A paisagem industrial ao longo dos rios, cuja implantação fora ditada pelo recurso à energia hidráulica, demonstra a relevância do processo industrial do Vale do Ave no contexto histórico do concelho. Os nomes de equipamentos culturais, desportivos, ruas e avenidas, dão-nos a conhecer as dinastias industriais, com origens familiares nos inícios da industrialização da região e que se perpetuaram ao longo do séc. XX. Porém, de que é feita a história daqueles que foram obrigados a crescer no “aterro”, a partir pedra ou a carregar terra e cascalho, e se sacrificaram por décadas com salários de miséria, ao ritmo intenso da fábrica, suportando a ostentação dos que vieram a ser agraciados com o nome das nossas ruas?
Por ser uma pequena região industrial, em que a burguesia deteve e detém o poder social e cultural assim como o poder económico oriundo da propriedade dos meios de produção, a história operária, especialmente o quotidiano da sua exploração e práticas de resistência, fora sucessivamente relegada para segundo plano. Porém, existe quem resista e transporte no seu corpo uma espécie de “reservatório da memória”. As suas marcas e testemunhos representam o mais fiel retracto da sociedade disciplinar de outrora, em que hierarquias reproduziam relações de poder através da punição e da proibição – exemplarmente retractado na obra de Mariana Rei, “Do Operário ao Artista – uma etnografia em contexto industrial no Vale do Ave”.
“As operárias viviam uma dupla condição de exploração (por classe e sexo), em que punições serviam de elemento de chantagem sexual, sendo as chefias apenas exercidas por homens.”
João Ferreira
A Fábrica era o exemplo por excelência desses tempos sombrios. Não só consistia num espaço produtivo e reprodutivo, mas também de exploração económica e de dominação, em que as condições laborais e a disciplina da subordinação invadiam todas as esferas da vida dos trabalhadores. O dia-a-dia era marcado por um estado permanente de alerta, em resultado da ameaça implícita de despedimento ou castigo – em regra, 3 dias sem trabalhar e receber ou 1 dia a trabalhar para “o calo” (sem salário) – e, por conseguinte, sob ameaça da fome, agravada pela circunstância das famílias partilharem o mesmo local de trabalho. Operários eram punidos por falar, rir, pelo modo de vestir. Não raras vezes, eram suspensos sem data de regresso, obrigando-os a deslocações diárias a pé, por vários quilómetros, de madrugada e de barriga vazia, para implorar ao portão o seu regresso. A dignidade despia-se em público.
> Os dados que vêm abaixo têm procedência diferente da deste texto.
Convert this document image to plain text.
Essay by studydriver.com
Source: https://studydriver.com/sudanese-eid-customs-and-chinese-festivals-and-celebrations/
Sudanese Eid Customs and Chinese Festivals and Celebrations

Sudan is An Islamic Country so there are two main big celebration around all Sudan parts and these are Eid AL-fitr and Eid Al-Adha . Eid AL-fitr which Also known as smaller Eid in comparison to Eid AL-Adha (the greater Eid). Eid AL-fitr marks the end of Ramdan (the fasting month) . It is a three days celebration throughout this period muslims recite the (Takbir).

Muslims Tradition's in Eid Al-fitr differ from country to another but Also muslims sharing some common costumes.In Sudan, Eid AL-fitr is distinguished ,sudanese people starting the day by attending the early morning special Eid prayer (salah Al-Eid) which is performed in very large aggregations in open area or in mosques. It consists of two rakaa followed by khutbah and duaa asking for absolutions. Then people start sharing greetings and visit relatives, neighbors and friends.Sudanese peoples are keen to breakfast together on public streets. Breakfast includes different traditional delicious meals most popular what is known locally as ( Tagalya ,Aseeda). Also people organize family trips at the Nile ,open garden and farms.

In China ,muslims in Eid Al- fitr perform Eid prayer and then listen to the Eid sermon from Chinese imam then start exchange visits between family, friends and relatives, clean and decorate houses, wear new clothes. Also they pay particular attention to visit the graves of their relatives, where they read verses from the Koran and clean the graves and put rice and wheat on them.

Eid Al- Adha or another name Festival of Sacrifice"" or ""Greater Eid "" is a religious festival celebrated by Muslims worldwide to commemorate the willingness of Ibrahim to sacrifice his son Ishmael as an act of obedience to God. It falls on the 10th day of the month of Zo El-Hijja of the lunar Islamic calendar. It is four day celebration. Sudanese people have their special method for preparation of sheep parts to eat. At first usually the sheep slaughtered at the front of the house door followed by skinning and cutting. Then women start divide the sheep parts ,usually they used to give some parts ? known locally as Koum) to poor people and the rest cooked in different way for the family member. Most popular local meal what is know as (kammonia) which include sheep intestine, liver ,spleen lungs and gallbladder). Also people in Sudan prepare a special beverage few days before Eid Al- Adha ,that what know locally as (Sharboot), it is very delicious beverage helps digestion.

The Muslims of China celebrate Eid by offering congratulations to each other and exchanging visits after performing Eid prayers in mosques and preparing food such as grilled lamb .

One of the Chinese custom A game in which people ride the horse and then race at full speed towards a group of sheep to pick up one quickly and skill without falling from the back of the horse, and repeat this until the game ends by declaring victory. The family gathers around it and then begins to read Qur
A fábrica também não era apenas um espaço em que os operários se ligavam afectivamente, mas ainda um espaço de segregação entre patrão e trabalhadores, empregados e operários, homens e mulheres. A maioria não tinha dinheiro para aceder aos bairros operários ou à cantina, os quais eram pagos. As operárias viviam uma dupla condição de exploração (por classe e sexo), em que punições serviam de elemento de chantagem sexual, sendo as chefias apenas exercidas por homens.
A fábrica não era apenas um espaço de subjugação e conformismo, mas também de resistência e luta. A resistência tanto era rotineira e individual, marcada por pequenos “roubos” que as serventes da cantina faziam das sobras de comida, para depois as distribuir pelos operários que chegavam à fábrica de barriga vazia, como também atingia a dimensão colectiva, mais ou menos organizada, com exigências salariais e greves.
A história deste concelho não se faz sem a experiência de resistência do movimento operário. Para que não se descure tal experiência e as expressões das transformações sociais que se seguiram, torna-se necessário criar espaços e projectos de preservação e divulgação dessa memória.